Big ballot shaping up for Ashland voters in November

Ashland voters have the chance to choose majorities of the City Council and Parks & Recreation Commission, as well as a city recorder and a municipal court judge, on Nov. 6.

A total of nine positions will be on the ballot, including four of six seats on the council and three of five on the commission.

The filing period opened May 30 and closes at 5 p.m. Aug. 16. Incumbents have already filed for reelection to six of the positions: Pamela Turner for judge, Melissa Huhtala for recorder, Mike Morris for council position No. 2, Jackie Bachman for council position Nor. 3, Stefani Seffinger for council position No. 4 and Rick Landt for commissioner No. 5.

Incumbents Stephen Jensen (council position No. 6), Mike Gardiner (commissioner No. 3) and Matt Miller (commissioner No. 4) had not yet filed for reelection as of Wednesday afternoon, according to the city of Ashland website.

Challenger Alfred Willstatter has filed for council position No. 3, to which Bachman was appointed by the council after Councilor Greg Lemhouse resigned in February. If he had not resigned, the position would not have come back before voters until 2020.

George Kramer has filed for council position No. 6, to which Jensen was appointed by the council after Traci Darrow resigned in March. Darrow had been appointed to fill Pam Marsh’s seat after she was elected state representative.

Jim Bachman and Howard McEwan have filed for the commissioner No. 4 seat.

No filings have been submitted for the commissioner No. 3 position.

Turner has served as Ashland Municipal Court judge since 2007 after serving as judge pro tem from 1987 to 2006. She is a graduate of the national Law Center at George Washington University.

Huhtala has been city recorder since June 2017. She previously served as city recorder and executive assistant to the city manager of Talent from 2011 to 2017, as as administrative assistant to the finance director for the city of Ashland from 2008-11.

Morris has been a councilor since 2011, after serving on the Ashland Planning commission from 1997 to 2010. He’s a self-employed construction contractor with a business degree from Southern Oregon State College.

Jackie Bachman, a retired director of special education for a California school district, has served on the council since March, shortly after concluding her duties as chairperson of the ad hoc committee appointed by the Parks & Recreation commission to offer recommendations for the commission’s Senior Program. She has a bachelor’s degree in psychology from UC Los Angeles and a master’s in special education from Cal State L.A.

Willstatter is a retired veteran of World War II and Korea who served with the U.S. Department of State in Austria and the Netherlands, on the Ashland City Council from 1969-1972 and as chairman of the founding board of directors for the Rogue Valley Transportation District from 1974-1999.

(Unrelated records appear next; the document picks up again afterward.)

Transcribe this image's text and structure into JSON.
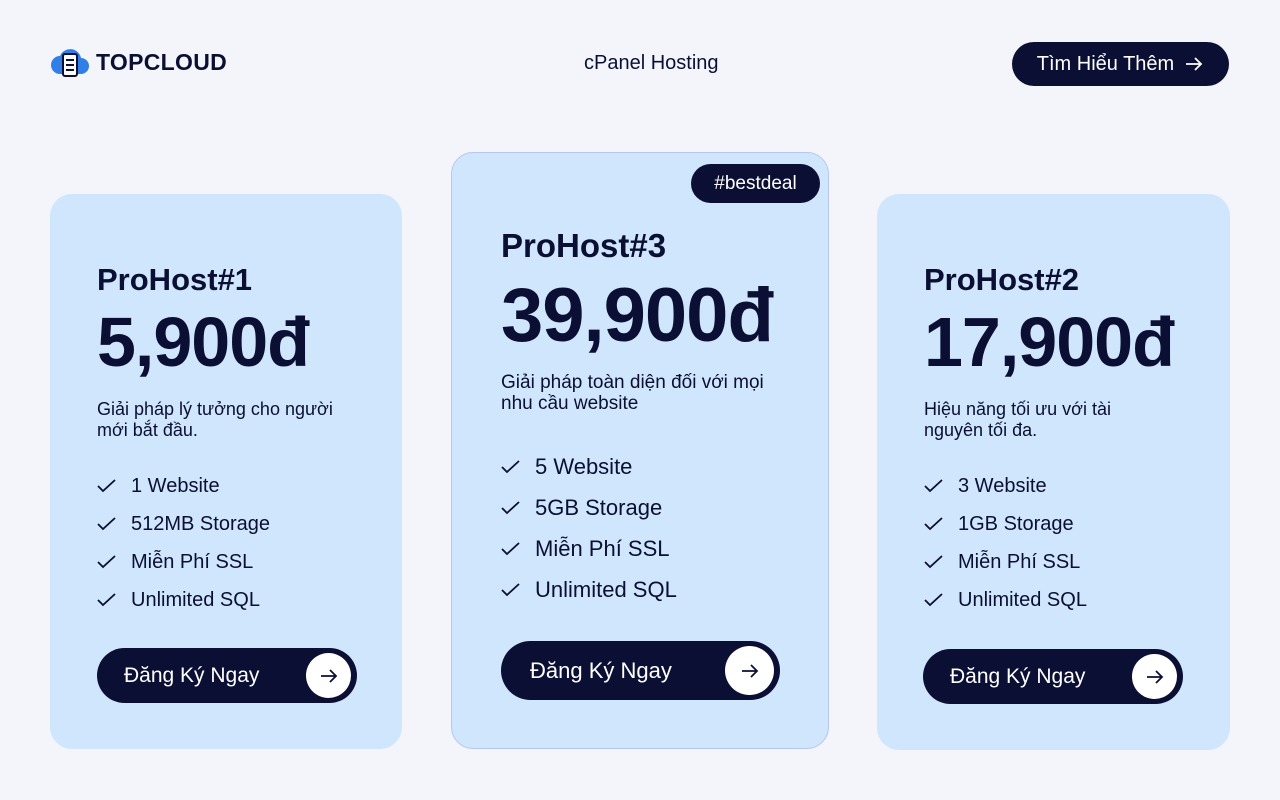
{
  "header": {
    "logo": "TOPCLOUD",
    "nav": "cPanel Hosting",
    "button": "Tìm Hiểu Thêm"
  },
  "plans": [
    {
      "name": "ProHost#1",
      "price": "5,900đ",
      "description": "Giải pháp lý tưởng cho người mới bắt đầu.",
      "features": [
        "1 Website",
        "512MB Storage",
        "Miễn Phí SSL",
        "Unlimited SQL"
      ],
      "cta": "Đăng Ký Ngay"
    },
    {
      "badge": "#bestdeal",
      "name": "ProHost#3",
      "price": "39,900đ",
      "description": "Giải pháp toàn diện đối với mọi nhu cầu website",
      "features": [
        "5 Website",
        "5GB Storage",
        "Miễn Phí SSL",
        "Unlimited SQL"
      ],
      "cta": "Đăng Ký Ngay"
    },
    {
      "name": "ProHost#2",
      "price": "17,900đ",
      "description": "Hiệu năng tối ưu với tài nguyên tối đa.",
      "features": [
        "3 Website",
        "1GB Storage",
        "Miễn Phí SSL",
        "Unlimited SQL"
      ],
      "cta": "Đăng Ký Ngay"
    }
  ]
}
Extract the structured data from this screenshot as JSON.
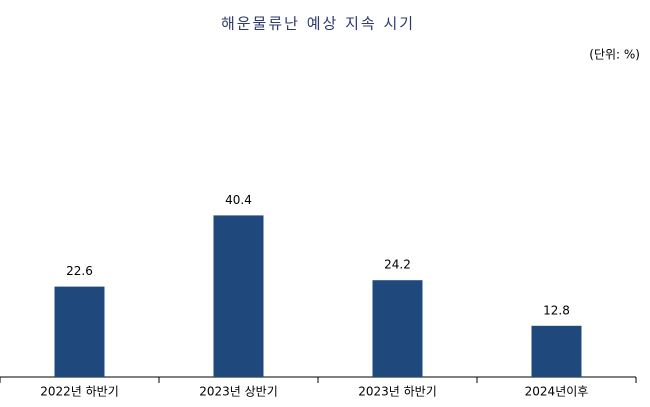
{
  "chart_data": {
    "type": "bar",
    "title": "해운물류난 예상 지속 시기",
    "unit": "(단위: %)",
    "categories": [
      "2022년 하반기",
      "2023년 상반기",
      "2023년 하반기",
      "2024년이후"
    ],
    "values": [
      22.6,
      40.4,
      24.2,
      12.8
    ],
    "color": "#1f497d"
  }
}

Seffinger was elected to the council in 2014 after serving on the Ashland Parks and Recreation Commission and the Forest Lands Commission. She’s worked as a high school counselor, teacher supervisor, school psychologist and child development specialist and also makes glass art. She has a master’s in psychology from Cal State University Northridge.

Kramer is a self-employed historic preservation consultant with a bachelor’s degree in history from Sonoma State and master’s in historic preservation from the University of Oregon.

Jim Bachman is a retired educator with a bachelor’s degree in psychology from UCLA who completed master’s coursework in accounting at San Diego State University.

McEwan is a retired attorney with a bachelor’s in political science from San Diego State and juris doctor from Lincoln University School of Law.

Landt, a registered nurse who’s worked as an environmental planner and landscape contractor, was previously elected to four-year terms on the parks commission in 1998, 2010 and 2014. He has a bachelor’s in general studies from Southern Oregon State College.